Pour le membre du Bureau Exécutif de Nidaa que nous avons contacté la réponse est toute trouvée : « Dire que nous n’avons pas prévenu nos élus est faux. Beji Caid Essebsi a été plus que claire sur certains points, et cela bien avant les élections législatives. Tout comme il a insisté sur le fait que les élus à l’ARP ne seraient pas ministrables, il a dit, à maintes reprises, qu’il s’agira d’un gouvernement de compétences, d’union la plus large possible, et de consensus. Dépêtrer le pays du marasme dans lequel il se trouve requiert l’ensemble des forces vives du parti mais aussi en dehors du parti. N’en déplaise à certains ».
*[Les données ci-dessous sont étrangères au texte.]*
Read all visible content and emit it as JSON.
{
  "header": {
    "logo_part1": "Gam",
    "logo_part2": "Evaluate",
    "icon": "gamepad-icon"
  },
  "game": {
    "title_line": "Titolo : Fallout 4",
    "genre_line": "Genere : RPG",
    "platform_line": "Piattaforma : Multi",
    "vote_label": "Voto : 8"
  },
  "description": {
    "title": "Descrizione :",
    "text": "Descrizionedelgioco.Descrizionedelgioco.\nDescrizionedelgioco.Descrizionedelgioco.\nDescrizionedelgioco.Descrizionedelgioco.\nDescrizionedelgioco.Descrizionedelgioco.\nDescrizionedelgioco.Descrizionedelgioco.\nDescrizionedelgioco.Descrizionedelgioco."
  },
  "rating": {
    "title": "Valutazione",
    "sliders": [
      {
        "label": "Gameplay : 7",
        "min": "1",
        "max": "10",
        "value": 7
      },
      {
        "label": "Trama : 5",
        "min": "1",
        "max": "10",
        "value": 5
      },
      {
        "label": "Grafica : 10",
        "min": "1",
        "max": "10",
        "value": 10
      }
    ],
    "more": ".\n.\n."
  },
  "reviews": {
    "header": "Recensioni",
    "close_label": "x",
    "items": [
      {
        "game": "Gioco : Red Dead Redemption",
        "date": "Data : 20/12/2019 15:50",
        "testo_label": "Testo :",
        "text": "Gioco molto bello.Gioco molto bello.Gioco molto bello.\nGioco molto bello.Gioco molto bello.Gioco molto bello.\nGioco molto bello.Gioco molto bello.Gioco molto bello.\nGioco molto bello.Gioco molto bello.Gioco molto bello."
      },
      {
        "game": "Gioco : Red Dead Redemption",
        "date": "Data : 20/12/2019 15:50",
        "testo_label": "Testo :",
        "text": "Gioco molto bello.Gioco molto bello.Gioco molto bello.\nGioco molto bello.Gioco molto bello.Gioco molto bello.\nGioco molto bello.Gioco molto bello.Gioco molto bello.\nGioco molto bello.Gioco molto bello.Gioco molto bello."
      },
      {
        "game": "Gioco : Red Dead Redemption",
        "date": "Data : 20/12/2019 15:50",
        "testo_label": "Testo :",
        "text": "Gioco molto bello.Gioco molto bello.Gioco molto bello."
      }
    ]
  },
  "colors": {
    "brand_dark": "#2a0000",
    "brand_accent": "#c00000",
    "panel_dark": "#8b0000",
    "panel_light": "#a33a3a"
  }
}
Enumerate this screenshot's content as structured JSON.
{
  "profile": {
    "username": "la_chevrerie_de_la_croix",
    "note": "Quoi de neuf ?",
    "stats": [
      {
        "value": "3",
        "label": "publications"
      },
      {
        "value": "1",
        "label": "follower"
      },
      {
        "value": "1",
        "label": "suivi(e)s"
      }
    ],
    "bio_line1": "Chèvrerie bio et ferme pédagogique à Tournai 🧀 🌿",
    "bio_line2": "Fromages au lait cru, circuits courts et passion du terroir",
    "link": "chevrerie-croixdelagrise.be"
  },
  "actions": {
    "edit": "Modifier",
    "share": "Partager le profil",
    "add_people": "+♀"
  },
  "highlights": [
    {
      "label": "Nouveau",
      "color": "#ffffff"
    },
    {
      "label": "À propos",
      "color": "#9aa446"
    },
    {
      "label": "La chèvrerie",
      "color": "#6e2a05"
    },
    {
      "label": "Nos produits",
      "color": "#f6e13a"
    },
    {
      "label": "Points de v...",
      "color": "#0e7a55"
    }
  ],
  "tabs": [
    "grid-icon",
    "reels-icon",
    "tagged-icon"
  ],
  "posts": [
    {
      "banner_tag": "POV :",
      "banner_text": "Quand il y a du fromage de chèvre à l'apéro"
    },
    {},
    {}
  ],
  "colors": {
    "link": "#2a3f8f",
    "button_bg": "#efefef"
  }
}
Pour l’élue de Nidaa à l’ARP, la réponse est tout autre :
La vérité c’est qu’on se sent bafoués. On nous a vendu un projet, qui s’avère dans la pratique tout autre. Cependant nous avons la chance d’avoir une discipline au sein du parti dont Beji Caid Essebsi est le garant. Malgré nos états d’âmes, nos craintes et même nos déceptions, nous sommes tous conscients qu’il y va de la pérennité du parti. Il n’y a aucun risque d’implosion. Que les décisions nous plaisent ou pas, il y a une ligne directrice fixée par le Bureau Exécutif et nous nous y tenons. Nous avons tout de même le droit d’exprimer notre frustration n’en déplaise à certaines fortes têtes du parti.
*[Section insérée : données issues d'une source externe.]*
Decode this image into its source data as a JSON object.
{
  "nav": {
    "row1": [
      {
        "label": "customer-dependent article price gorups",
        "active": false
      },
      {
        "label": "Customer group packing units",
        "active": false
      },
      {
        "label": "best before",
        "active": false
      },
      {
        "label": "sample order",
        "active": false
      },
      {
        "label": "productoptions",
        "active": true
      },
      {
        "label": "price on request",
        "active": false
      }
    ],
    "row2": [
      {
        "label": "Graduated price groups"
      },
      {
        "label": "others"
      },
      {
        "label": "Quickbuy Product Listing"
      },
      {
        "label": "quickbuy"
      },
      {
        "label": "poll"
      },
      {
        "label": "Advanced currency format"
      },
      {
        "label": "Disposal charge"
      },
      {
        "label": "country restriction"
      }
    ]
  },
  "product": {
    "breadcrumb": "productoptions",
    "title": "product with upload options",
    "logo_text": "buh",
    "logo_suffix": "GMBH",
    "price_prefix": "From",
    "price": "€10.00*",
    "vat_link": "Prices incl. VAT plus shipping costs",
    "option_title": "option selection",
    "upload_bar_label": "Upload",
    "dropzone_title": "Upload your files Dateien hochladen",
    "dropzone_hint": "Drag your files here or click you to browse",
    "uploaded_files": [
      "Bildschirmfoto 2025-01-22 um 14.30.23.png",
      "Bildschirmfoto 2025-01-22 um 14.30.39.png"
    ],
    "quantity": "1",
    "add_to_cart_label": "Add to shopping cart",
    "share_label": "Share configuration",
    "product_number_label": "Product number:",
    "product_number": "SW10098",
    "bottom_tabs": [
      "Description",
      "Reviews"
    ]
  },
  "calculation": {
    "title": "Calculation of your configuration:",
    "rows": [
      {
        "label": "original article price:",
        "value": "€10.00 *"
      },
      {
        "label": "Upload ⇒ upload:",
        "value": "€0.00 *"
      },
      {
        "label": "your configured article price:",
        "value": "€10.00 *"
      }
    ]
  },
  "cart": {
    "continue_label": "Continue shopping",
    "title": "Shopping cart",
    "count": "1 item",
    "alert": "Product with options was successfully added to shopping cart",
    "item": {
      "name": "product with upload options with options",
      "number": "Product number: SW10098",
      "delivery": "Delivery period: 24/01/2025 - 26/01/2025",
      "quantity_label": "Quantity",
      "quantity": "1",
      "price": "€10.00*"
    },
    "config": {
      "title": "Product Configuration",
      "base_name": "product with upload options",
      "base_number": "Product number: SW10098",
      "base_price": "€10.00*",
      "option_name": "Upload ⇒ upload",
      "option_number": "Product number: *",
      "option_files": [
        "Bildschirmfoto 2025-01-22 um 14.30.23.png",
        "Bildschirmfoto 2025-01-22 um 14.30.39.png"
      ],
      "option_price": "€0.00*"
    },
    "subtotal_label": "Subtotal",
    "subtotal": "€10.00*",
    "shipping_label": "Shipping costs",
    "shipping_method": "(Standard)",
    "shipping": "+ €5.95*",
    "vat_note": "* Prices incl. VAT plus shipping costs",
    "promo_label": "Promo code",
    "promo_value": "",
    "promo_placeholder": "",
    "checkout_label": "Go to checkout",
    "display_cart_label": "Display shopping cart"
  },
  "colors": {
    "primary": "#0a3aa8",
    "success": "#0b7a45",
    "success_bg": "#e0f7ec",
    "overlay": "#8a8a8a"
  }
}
Nidaa Tounes serait-il déjà assis sur un brasier ardent ? Si son présent n’est pas menacé, il risque de payer au prix fort ses atermoiements à la fin du quinquennat. Car si l’implosion ne vient pas du bal des faux culs à l’intérieur du parti, elle viendra, inexorablement, des urnes sanctionnant l’absence de courage politique attendu par ses électeurs.
Bon debarras si implosion y est.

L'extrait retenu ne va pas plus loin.